Das unsichtbare Netz des Universums
von Stefan Deiters astronews.com
7. Dezember 2007
Ein beträchtlicher Anteil des Gases im Universum befindet
sich in Filamenten, die das Weltall netzartig durchziehen und die großen
Galaxienhaufen miteinander verbinden. Zu diesem Schluss kommt nun ein Team
amerikanischer Astronomen, das in einem aufwendigen Computermodell einen Teil
des Universums simuliert hat. Künftige Teleskope könnten diese Gasfilamente
entdecken.

Ausschnitt aus der neuen Computersimulation: Bei
dem hellen Punkt im Zentrum handelt es sich um
einen gewaltigen Galaxienhaufen.
Bild: University of Colorado at Boulder |
Ein Forscherteam um Professor Jack Burns von der University of Colorado
in Boulder hat mit Hilfe einer aufwendigen Computersimulation einen Teil des
sichtbaren Universums modelliert, um so mehr über die Entwicklung seiner
Bestandteile zu erfahren. Das zu Grunde liegende Programm wurde nach Angaben des
Wissenschaftlers fast ein Jahrzehnt lang entwickelt und umfasst alle
wesentlichen physikalischen Zustände des Universums bis kurz vor dem Urknall.

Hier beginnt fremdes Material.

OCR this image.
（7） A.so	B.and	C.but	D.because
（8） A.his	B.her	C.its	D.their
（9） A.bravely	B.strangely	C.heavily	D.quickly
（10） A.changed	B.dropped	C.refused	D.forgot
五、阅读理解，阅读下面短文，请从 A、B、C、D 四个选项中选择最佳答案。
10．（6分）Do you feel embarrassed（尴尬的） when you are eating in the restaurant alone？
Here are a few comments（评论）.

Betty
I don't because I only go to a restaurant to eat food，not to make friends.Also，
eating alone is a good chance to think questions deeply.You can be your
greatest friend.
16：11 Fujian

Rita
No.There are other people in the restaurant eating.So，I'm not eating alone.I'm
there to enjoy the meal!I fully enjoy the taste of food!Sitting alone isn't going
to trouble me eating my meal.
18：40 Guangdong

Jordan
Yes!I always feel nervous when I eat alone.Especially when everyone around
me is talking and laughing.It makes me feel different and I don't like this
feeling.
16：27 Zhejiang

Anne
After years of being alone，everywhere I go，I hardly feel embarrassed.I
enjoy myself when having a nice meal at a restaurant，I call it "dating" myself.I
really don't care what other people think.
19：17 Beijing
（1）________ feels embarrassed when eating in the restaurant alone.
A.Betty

Mit Hilfe des Computercodes konnten die Forscher verfolgen, wie Materie durch
Gravitation immer dichter wird und sich schließlich Filamente und galaktische
Strukturen bilden. Das Team betrachtete in der Simulation nur einen Bruchteil des sichtbaren Universums,
aber immerhin eine Region mit einem
Durchmesser von mehr als 1,5 Milliarden Lichtjahren. Die Forscher
veröffentlichen ihre Ergebnisse in der kommenden Ausgabe der Fachzeitschrift
Astrophysical Journal.
"Wir glauben, dass das ein wirklicher technologischer und wissenschaftlicher
Durchbruch ist", zeigt sich Burns überzeugt. "Unsere Arbeit bringt uns der
Entschlüsselung der fundamentalen Bestandteile des Universums ein wichtigen
Schritt näher." Nach dem Standardmodell der Kosmologen besteht das Universum
zu etwa 25 Prozent aus Dunkler Materie, zu 70 Prozent aus Dunkler Energie und
nur zu wenigen Prozent aus normaler Materie.
Unter normaler Materie verstehen Astronomen Stoffe wie Wasserstoff, Helium und
schwerere Elemente. Sie fassen dies mit dem Begriff baryonische Materie
zusammen. Allerdings, so erläutert Burns, würde man derzeit nur etwa 60
Prozent der baryonischen Materie kennen. Um was es sich bei dem Rest handelt,
ist unklar. Viele Astronomen glauben, dass der Rest im intergalaktischen Medium
zu finden ist, genauer im sogenannten Warm-hot Intergalactic Medium,
abgekürzt WHIM.
Die neuen Simulationen von Burns und seinem Team bestätigen diesen Verdacht. Ein
großer Teil des Gases im Universum befindet sich danach im WHIM, ist bislang
aber nicht beobachtbar. Das dürfte sich allerdings ändern: "In den kommenden
Jahren könnten diese Filamente im interstellaren Medium von neuen Teleskopen
entdeckt werden", so Burns. "Wenn wir diese Filamente beobachten und studieren
können, werden wir auch mehr über die fehlende baryonische Materie im Universum
lernen."
Der Computercode der Forscher lief in zwei Höchstleistungsrechenzentren in den
USA insgesamt 500.000 Prozessorstunden lang. Insgesamt wurden während der
Simulation rund 60 Terabyte an Daten produziert.